Cada 29 de abril se celebra en Argentina el Día del Animal, una fecha destinada a promover el respeto, la protección y el bienestar de todas las especies. A diferencia del Día Mundial del Animal, que se recuerda el 4 de octubre en distintos países, en territorio argentino la jornada tiene una identidad propia y una historia particular.
La elección de la fecha está vinculada a Ignacio Lucas Albarracín, una de las figuras centrales en la defensa animal en el país. Durante años se creyó que el homenaje respondía a que falleció un 29 de abril de 1926, aunque distintas investigaciones posteriores marcaron otra versión.
Según esos estudios, Albarracín ya había impulsado en 1908 la instauración del Día del Animal para esa misma jornada.

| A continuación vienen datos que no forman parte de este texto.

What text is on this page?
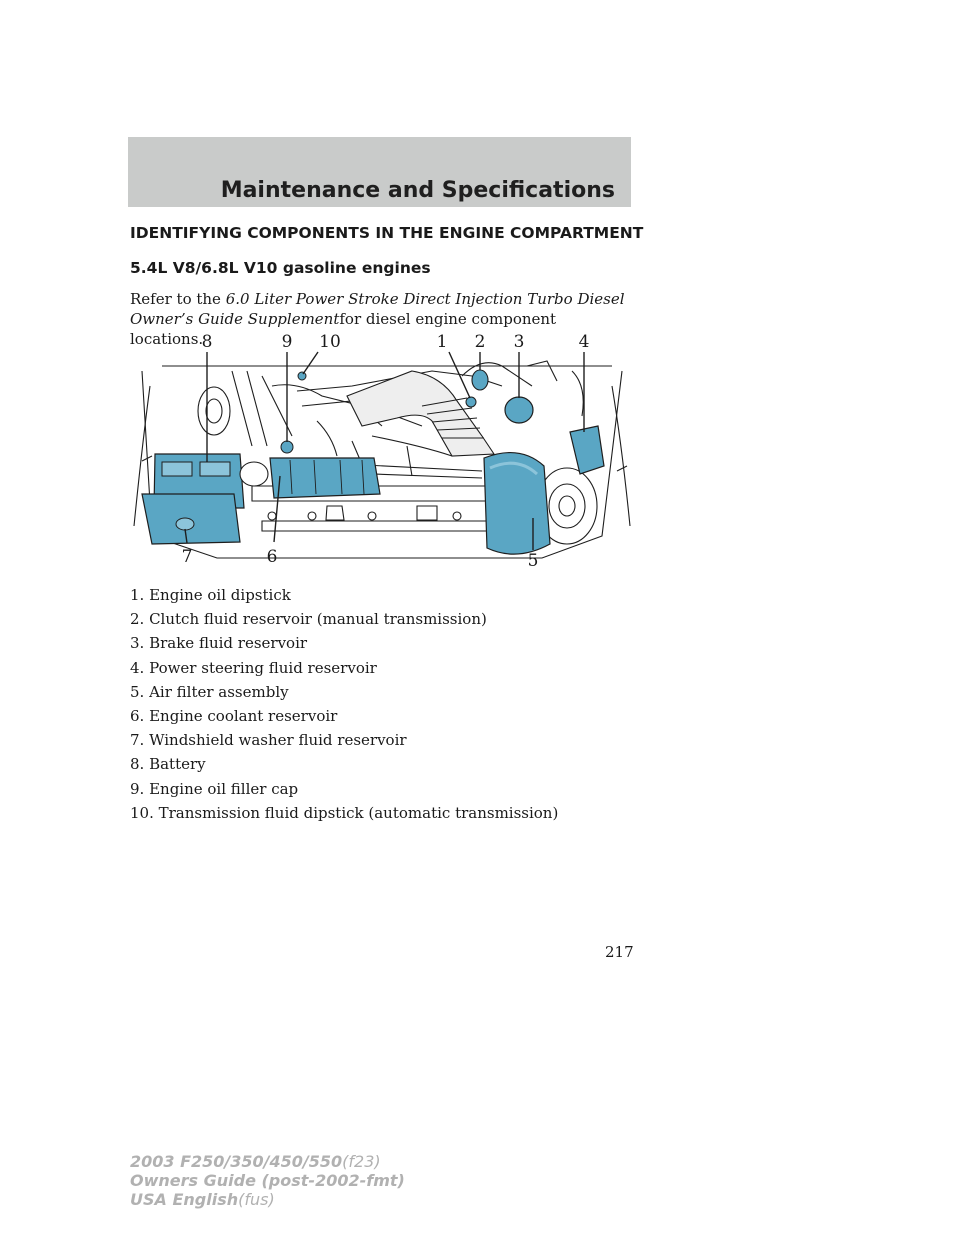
Maintenance and Specifications
IDENTIFYING COMPONENTS IN THE ENGINE COMPARTMENT
5.4L V8/6.8L V10 gasoline engines
Refer to the 6.0 Liter Power Stroke Direct Injection Turbo Diesel Owner’s Guide Supplementfor diesel engine component locations.
8	9 10	1 2 3	4
7	6	5
1. Engine oil dipstick
2. Clutch fluid reservoir (manual transmission)
3. Brake fluid reservoir
4. Power steering fluid reservoir
5. Air filter assembly
6. Engine coolant reservoir
7. Windshield washer fluid reservoir
8. Battery
9. Engine oil filler cap
10. Transmission fluid dipstick (automatic transmission)
217
2003 F250/350/450/550(f23)
Owners Guide (post-2002-fmt)
USA English(fus)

Es decir, la fecha existía antes de su muerte y luego quedó atravesada por una coincidencia histórica que reforzó su significado.

Albarracín nació en Córdoba en 1850 y fue abogado, aunque dedicó gran parte de su vida al activismo por los animales. Fue uno de los fundadores de la Sociedad Argentina Protectora de los Animales y más tarde sucedió a Domingo Faustino Sarmiento al frente de la entidad.
Desde ese lugar encabezó campañas poco habituales para la época. Salía personalmente a recorrer las calles de Buenos Aires para denunciar el maltrato de caballos utilizados en carros y carruajes, una escena cotidiana en aquellos años.
También fue impulsor de la Ley Nacional Nº 2786, sancionada en 1891 y conocida como Ley Sarmiento. La norma fue pionera en América Latina al establecer sanciones para quienes ejercieran crueldad o malos tratos hacia los animales.

Entre los aspectos menos recordados de su tarea aparece la promoción de contenidos escolares vinculados al respeto animal. Albarracín sostenía que la educación debía comenzar desde la infancia para generar un cambio cultural duradero.
Otra curiosidad histórica es que la primera gran celebración del Día del Animal no pudo realizarse el 29 de abril de 1908, como estaba previsto. Una intensa lluvia obligó a postergarla para el 2 de mayo.

Finalmente participaron miles de alumnos, docentes y familias en una jornada pública con actividades educativas, premios y desfiles, en una época en la que este tipo de iniciativas eran poco frecuentes.
En la actualidad, el Día del Animal se conmemora con campañas de adopción responsable, jornadas de vacunación y castración, charlas en escuelas y visitas a refugios. También se desarrollan acciones de concientización en todo el país.
La fecha además permite visibilizar problemas que continúan vigentes, como el abandono de mascotas, el tráfico ilegal de fauna silvestre y la necesidad de fortalecer las leyes contra el maltrato animal.
Más de un siglo después, el legado de Albarracín mantiene plena vigencia: una sociedad también se mide por la manera en que trata a sus animales.